Even that may have been a bit optimistic. Sure, the jokes helped soothe the pain of yet another tech P.R. fiasco -- coming in the wake of Facebook's gigantic I.P.Uh-oh, but there was no disguising the fact that the Airtime team had clearly spent more time and energy wrangling lineup than they had prepping the product. Not to mention that the product itself appeared to have exactly two functions beyond simple video-chatting: users can easily play YouTube videos for their friends, and they can easily swap Facebook interests -- should they desire to do so, for some reason.

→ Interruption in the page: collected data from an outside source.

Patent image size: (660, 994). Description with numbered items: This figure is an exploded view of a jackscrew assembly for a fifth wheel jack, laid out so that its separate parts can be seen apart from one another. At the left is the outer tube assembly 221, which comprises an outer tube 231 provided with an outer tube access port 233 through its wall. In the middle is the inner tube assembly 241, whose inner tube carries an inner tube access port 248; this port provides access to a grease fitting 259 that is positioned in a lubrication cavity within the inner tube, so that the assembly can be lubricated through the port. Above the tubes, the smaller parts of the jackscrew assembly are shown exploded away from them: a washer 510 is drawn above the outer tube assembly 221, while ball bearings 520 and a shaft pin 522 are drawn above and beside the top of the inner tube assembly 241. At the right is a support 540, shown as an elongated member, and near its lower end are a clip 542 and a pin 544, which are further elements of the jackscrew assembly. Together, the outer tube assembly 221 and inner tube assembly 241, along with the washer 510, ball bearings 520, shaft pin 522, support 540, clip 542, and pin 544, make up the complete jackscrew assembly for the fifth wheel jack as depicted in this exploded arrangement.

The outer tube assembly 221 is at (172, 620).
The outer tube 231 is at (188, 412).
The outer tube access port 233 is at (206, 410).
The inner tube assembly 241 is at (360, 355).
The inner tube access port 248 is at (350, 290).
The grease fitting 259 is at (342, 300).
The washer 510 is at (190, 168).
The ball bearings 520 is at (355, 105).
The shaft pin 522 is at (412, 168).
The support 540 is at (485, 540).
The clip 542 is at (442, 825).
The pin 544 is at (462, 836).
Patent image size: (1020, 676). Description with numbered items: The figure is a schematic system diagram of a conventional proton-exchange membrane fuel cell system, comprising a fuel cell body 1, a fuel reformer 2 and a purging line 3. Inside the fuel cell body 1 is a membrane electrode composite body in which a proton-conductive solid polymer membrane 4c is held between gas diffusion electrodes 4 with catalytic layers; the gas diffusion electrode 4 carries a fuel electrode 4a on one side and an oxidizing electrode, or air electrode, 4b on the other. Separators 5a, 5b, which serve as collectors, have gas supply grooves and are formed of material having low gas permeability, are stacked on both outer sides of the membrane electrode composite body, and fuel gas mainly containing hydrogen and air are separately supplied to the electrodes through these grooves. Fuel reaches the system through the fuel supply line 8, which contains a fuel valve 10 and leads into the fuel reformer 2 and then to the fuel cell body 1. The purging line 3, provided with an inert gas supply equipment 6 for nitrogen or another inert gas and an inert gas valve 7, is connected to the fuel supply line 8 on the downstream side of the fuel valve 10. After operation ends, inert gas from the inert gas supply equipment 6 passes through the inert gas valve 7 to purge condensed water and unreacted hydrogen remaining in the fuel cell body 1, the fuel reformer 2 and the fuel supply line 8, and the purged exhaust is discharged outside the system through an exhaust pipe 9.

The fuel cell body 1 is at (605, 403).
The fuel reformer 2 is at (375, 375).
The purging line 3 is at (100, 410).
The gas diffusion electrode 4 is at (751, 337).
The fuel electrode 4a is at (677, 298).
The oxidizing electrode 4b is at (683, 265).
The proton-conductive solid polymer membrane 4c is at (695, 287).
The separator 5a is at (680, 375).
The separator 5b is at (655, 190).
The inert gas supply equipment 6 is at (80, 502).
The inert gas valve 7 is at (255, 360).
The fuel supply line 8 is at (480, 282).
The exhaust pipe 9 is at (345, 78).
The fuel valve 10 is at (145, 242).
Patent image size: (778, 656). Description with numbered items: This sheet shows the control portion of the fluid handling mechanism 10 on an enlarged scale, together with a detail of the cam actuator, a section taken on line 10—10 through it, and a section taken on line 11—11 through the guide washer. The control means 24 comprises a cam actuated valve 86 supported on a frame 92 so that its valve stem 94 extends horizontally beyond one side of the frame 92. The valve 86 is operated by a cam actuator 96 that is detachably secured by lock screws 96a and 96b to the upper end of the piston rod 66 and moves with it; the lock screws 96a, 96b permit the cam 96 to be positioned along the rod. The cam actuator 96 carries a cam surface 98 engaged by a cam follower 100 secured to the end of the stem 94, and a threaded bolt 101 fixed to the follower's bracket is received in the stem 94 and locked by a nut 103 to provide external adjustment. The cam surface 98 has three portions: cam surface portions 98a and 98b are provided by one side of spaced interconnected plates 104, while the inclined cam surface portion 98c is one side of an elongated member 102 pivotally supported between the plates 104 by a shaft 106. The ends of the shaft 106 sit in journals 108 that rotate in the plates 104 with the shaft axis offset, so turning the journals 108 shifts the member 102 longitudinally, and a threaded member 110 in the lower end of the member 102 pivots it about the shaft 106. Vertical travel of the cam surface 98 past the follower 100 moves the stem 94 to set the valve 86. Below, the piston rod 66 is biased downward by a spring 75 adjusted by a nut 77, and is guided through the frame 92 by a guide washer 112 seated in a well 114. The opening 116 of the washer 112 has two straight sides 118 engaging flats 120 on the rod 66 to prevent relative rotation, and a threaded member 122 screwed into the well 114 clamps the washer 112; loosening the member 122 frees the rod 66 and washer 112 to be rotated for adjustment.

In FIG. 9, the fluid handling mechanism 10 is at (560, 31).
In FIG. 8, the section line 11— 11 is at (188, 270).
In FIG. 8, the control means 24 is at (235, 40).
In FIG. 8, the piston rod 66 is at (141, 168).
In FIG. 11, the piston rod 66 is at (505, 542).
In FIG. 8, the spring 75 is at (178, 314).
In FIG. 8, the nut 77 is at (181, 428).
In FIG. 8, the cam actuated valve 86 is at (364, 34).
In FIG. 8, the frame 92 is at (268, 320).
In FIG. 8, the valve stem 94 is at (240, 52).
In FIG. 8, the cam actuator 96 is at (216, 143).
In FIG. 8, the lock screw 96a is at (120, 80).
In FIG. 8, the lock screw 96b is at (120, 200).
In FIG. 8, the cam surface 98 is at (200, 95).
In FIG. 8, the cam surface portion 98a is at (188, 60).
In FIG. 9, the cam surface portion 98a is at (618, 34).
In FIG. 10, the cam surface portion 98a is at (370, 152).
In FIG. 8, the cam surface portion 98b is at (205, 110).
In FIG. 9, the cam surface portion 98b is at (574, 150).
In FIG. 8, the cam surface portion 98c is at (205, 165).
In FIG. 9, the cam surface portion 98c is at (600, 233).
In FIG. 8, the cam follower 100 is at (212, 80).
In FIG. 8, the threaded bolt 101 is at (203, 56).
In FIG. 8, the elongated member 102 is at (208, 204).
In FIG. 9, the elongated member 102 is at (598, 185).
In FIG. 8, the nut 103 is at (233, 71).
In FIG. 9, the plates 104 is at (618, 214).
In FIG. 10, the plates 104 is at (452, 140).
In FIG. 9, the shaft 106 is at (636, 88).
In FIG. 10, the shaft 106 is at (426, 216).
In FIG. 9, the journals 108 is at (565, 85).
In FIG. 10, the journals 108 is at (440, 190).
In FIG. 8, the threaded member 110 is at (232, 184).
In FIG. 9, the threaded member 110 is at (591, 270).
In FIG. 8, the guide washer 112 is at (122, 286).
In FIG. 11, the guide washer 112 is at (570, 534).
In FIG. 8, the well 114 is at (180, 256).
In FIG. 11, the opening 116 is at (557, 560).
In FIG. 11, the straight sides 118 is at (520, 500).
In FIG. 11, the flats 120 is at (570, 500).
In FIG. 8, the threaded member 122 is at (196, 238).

The problems began early, as journalists were forced to wait inside a hot, stuffy holding room as functionaries scrambled to put the finishing touches on the presentation. About an hour after the announced start time, Jimmy Fallon took the stage for a Q&A with Parker and Fanning that went reasonably well, except for a slew of audio problems that shot feedback through the room when Parker talked and made Fanning impossible to hear. Still, it was interesting to hear Parker describe their early encounters. "Fanning and I met on the Internet, literally in a chat room. We were both hackers," he said. "We ended up being the two people in this world who headed into something other than online vandalism and screwing peoples lives."
The real nightmare began when Parker and his hired celebrity hands began showing off the product itself -- using what he would defensively describe as "this weird demo staging environment that's designed for you guys."
He began by "calling" Olivia Munn, who was backstage. Their banter was entertaining enough -- until her video feed froze. Then she took the stage and attempted to phone Snoop Dogg in California, multiple times, only to encounter the video-chat equivalent of a busy signal -- an embarrassing error that would recur again and again over the course of the event. After repeated attempts, Snoop -- and, later, Alicia Keys -- were eventually patched in, but they had it easy. They didn't have to stand there in front of the audience and suffer.
"I'm just out here with 300 of my closest friends, who are judging," a visibly uncomfortable Julia Louis-Dreyfus said at one point.
"By the way, I'm Matthew Lillard, everyone," McHale said, trying to kill time -- and defer blame -- during one seemingly endless tech delay.
"Thank God you guys are funny, because we're screwed right now," Parker observed.
"Whose ass are you going to fire?" McHale asked Parker.
"You guys aren't meteorologists," Helms joked. "I am. There are sun spots today. That's why the Internet is kooky."
Asked how he had enjoyed the presentation, Jim Carrey quipped, "It went on a little long. I got a few gray pubes during it."
Toward the end of the fiasco, Munn took it upon herself to defend Airtime, which she said she had tested herself. "This is not how it's really operating, I swear to fucking God. I don't believe in God, but if I did, I would swear to him."
Finally, she took it upon herself to threaten the audience: "I know where all of you live."
Others may not be so loyal to Parker. Jim Carrey appeared to be enjoying the chaos -- he stayed onstage after the presentation ended and took questions from fans. But Louis-Dreyfus looked about as happy as Selina Meyer, the character she plays on HBO's VEEP, after a visit from Jonah the presidential toadie.
The truth is, comedians become TV and movie stars so they don't have to stand in front of hostile crowds, improvising jokes to keep the peace. And while paid appearances are an increasingly important part of the celebrity industrial complex, it may be a while before Sean Parker can afford to recruit the A-list for one of his product launches.